The biggest surge in government debt yields in five years threatens to undermine the BOJ's stimulus, with companies... pulling bond sales amid the tumult. The prospects of a growth rebound and the emergence of inflation has contributed to sending the rate on 10-year bonds up more than a quarter percentage point in two weeks.

The American pattern for stocks and bond yields right now, shown towards the end of the figure below, is more like what you might expect in a period where the underlying economy is still weak and the central bank is pumping serious cash into the system ($85 bn/month in the U.S. case through "quantitative easing"). Equities are rallying on high corporate profits, low costs, and expectations of future growth, while Treasury yields are low in keeping with the Fed's monetary stimulus.

On the other hand, the climbing yields on JGBs is worrisome on three counts. First, the central bank wants a low and stable cost of borrowing to get investors back in the game.
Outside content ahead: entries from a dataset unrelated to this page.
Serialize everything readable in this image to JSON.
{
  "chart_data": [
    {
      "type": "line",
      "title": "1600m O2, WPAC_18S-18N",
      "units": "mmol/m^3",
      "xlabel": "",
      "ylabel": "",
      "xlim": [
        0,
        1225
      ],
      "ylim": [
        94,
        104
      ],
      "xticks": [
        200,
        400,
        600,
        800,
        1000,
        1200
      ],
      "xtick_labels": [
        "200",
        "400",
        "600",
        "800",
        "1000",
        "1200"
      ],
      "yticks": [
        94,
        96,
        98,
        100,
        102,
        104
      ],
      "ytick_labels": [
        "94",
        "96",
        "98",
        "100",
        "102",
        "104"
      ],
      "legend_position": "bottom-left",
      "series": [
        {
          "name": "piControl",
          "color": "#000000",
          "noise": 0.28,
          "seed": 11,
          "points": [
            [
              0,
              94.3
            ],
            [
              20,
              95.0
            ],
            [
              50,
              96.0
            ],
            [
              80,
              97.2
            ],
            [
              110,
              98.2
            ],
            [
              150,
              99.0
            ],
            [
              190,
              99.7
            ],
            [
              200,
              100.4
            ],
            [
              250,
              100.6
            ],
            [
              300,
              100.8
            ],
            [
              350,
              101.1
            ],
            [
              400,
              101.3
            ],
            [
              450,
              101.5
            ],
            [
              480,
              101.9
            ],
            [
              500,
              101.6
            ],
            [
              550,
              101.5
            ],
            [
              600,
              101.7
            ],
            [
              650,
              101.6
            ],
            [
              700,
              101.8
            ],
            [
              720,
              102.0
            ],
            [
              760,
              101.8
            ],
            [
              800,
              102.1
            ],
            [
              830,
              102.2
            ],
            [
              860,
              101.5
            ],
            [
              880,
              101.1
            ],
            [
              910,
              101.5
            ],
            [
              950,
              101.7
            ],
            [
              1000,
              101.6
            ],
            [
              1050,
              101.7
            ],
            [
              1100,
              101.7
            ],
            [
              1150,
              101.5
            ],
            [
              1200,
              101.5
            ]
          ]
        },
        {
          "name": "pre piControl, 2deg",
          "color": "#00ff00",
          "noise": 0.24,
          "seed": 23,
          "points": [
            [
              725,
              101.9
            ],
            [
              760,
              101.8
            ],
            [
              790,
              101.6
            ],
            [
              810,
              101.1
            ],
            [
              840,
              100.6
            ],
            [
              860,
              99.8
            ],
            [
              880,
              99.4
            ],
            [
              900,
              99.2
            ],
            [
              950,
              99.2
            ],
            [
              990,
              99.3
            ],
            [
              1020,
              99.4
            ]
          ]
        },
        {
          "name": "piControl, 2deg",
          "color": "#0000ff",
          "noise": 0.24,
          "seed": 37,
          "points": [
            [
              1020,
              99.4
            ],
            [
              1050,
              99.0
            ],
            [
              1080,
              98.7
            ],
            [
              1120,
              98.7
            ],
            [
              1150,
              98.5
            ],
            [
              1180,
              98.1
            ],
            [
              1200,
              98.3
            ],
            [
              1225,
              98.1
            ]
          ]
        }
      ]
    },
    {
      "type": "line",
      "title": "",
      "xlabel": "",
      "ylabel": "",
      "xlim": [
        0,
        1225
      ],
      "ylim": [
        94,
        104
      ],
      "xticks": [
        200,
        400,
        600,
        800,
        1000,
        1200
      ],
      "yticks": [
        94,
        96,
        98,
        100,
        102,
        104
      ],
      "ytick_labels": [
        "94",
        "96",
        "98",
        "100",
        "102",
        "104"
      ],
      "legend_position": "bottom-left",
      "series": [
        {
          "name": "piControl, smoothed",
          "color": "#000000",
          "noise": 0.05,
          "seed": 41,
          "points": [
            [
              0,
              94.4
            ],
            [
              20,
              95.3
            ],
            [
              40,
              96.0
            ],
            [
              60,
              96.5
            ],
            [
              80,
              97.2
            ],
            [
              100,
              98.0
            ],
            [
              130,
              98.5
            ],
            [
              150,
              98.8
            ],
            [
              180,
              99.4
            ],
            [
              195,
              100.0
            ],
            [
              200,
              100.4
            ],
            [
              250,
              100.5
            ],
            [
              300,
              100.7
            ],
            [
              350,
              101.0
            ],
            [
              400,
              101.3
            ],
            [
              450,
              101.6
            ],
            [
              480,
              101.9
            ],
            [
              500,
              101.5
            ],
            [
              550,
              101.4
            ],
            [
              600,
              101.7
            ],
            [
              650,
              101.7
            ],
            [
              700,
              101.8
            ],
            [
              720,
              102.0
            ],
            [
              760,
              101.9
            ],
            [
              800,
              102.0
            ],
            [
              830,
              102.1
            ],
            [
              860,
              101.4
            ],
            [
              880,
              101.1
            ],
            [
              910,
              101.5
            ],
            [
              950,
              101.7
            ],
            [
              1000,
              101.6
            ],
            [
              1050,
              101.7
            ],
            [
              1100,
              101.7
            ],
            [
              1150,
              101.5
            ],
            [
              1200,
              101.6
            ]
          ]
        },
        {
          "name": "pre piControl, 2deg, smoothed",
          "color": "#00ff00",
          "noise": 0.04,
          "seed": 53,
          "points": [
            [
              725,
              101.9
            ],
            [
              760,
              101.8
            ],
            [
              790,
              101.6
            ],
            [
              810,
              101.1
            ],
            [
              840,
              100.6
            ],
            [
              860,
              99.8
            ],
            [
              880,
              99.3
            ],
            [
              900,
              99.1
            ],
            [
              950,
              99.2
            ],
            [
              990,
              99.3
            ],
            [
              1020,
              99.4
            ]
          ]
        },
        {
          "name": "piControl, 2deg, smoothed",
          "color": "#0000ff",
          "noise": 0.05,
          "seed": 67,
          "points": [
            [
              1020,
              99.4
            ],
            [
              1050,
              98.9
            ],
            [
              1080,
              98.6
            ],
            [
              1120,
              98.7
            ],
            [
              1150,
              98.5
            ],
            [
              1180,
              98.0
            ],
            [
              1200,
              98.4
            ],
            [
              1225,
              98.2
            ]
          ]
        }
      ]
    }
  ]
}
Second, higher yields on government bonds make it pricier to service the large stock of Japanese public debt, and third, reducing bond yields and volatility adds another ball to the juggling act in which Japan's economic officials are engaged.

The BOJ's governor, Haruhiko Kuroda, told the press he had it covered: the bank would conduct their bond purchases in a "flexible manner" to get the yields down and under control. OK, but that there is some fine tuning amidst a lot of moving parts. Perhaps what's happening with yields is no more than temporary hiccup, where the anticipation of growth and inflation are generating a whiff of something that hasn't been in the Japanese air for many a year: hope, confidence, and the sense that policy makers are truly committed to reflating the long moribund economy.